LO SPECIALE VANCOUVER 2010

Dramma alle Olimpiadi Invernali di Vancouver. A poche ore dalla cerimonia di apertura dei Giochi il georgiano Nodar Kumaritashvili, che gareggiava nella specialità dello slittino, ha avuto un gravissimo incidente in fase di allenamento al Whistler Sliding Centre ed è morto. L'atleta ha perso il controllo dello slittino ed è andato a finire a una velocità di oltre 140 chilometri orari contro un palo di metallo.

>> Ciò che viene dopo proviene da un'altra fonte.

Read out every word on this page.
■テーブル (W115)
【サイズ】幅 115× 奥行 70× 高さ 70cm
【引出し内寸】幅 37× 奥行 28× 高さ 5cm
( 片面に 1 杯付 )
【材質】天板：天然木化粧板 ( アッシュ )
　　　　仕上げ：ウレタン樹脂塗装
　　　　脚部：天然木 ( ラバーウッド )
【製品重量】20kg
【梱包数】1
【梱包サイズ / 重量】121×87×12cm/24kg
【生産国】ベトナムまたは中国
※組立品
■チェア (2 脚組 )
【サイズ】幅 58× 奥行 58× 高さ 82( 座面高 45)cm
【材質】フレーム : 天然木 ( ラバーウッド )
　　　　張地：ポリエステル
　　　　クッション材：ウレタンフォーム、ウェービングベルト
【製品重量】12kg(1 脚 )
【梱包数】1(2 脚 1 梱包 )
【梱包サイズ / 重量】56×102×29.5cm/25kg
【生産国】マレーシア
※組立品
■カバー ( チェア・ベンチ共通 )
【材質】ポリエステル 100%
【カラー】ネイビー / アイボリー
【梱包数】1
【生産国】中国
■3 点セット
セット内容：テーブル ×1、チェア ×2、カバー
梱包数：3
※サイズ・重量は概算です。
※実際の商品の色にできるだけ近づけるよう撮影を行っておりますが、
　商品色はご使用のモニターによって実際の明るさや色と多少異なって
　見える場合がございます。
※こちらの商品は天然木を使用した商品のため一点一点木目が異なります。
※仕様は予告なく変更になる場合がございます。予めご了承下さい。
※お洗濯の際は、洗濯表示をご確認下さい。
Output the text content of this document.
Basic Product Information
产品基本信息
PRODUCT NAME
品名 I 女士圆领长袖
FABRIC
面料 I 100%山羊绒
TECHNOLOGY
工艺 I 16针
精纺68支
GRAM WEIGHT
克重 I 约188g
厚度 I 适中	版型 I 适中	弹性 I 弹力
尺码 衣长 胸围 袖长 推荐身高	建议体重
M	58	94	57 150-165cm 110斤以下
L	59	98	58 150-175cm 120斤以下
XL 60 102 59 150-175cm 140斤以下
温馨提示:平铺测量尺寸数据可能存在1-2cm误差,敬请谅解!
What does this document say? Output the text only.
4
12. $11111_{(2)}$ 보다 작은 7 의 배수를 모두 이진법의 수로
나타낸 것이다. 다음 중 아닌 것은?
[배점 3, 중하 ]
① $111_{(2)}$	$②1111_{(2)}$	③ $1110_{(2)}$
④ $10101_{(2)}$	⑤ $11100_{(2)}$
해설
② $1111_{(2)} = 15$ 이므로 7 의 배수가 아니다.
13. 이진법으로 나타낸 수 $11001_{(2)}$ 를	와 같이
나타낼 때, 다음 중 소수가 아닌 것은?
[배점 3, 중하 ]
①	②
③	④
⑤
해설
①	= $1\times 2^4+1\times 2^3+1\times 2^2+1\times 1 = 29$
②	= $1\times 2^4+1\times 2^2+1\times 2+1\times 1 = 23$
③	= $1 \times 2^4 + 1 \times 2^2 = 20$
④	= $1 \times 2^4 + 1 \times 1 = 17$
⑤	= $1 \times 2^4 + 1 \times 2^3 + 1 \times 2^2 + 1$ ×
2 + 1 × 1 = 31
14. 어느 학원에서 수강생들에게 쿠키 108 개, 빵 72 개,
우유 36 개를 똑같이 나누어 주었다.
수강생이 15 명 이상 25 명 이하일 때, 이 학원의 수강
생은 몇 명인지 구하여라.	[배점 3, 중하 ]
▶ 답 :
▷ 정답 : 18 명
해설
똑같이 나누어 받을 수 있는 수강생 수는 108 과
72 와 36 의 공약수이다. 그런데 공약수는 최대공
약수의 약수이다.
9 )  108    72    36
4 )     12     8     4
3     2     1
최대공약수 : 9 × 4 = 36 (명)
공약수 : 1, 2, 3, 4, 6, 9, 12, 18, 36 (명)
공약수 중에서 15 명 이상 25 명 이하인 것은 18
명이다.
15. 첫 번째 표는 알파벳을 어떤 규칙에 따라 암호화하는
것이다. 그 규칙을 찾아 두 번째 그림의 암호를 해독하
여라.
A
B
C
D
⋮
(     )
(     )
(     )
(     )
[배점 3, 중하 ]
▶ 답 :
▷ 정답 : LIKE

L'incidente è apparso subito gravissimo. A Kumaritashvili è stato praticato il massaggio cardiaco, ma non c'è stato niente da fare. Le prove dello slittino (qualche problema c'era stato persino per l'esperto campionissimo azzurro Armin Zoeggeler) sono state interrotte e tutti i tecnici si sono riuniti con i vertici della federazione internazionale. E’ anche partita un'inchiesta per capire la pericolosità di questo tracciato in cui si riescono a raggiungere fino a 154 km l'ora. Il georgiano era giovane, con poca esperienza a livello internazionale e aveva chiuso al 55/o posto la coppa del mondo della passata stagione.

La pista della tragedia di Whistler, allo Sliding Center, è lunga per gli uomini 1.450 metri con 152 di dislivello, da quota 939 a 787 metri. Il tracciato ha 16 curve con punte previste di velocità calcolate sui 137 km orari. Ma in queste prove sono stati toccati i 154 km/h e l'incidente all'atleta georgiano è avvenuto mentre viaggiava a 144,3 km/h. La pista è in un impianto che può ospitare 12 mila spettatori. E' costato 71 milioni di euro. Oltre che in slittino, ospita le gare di bob e skeleton.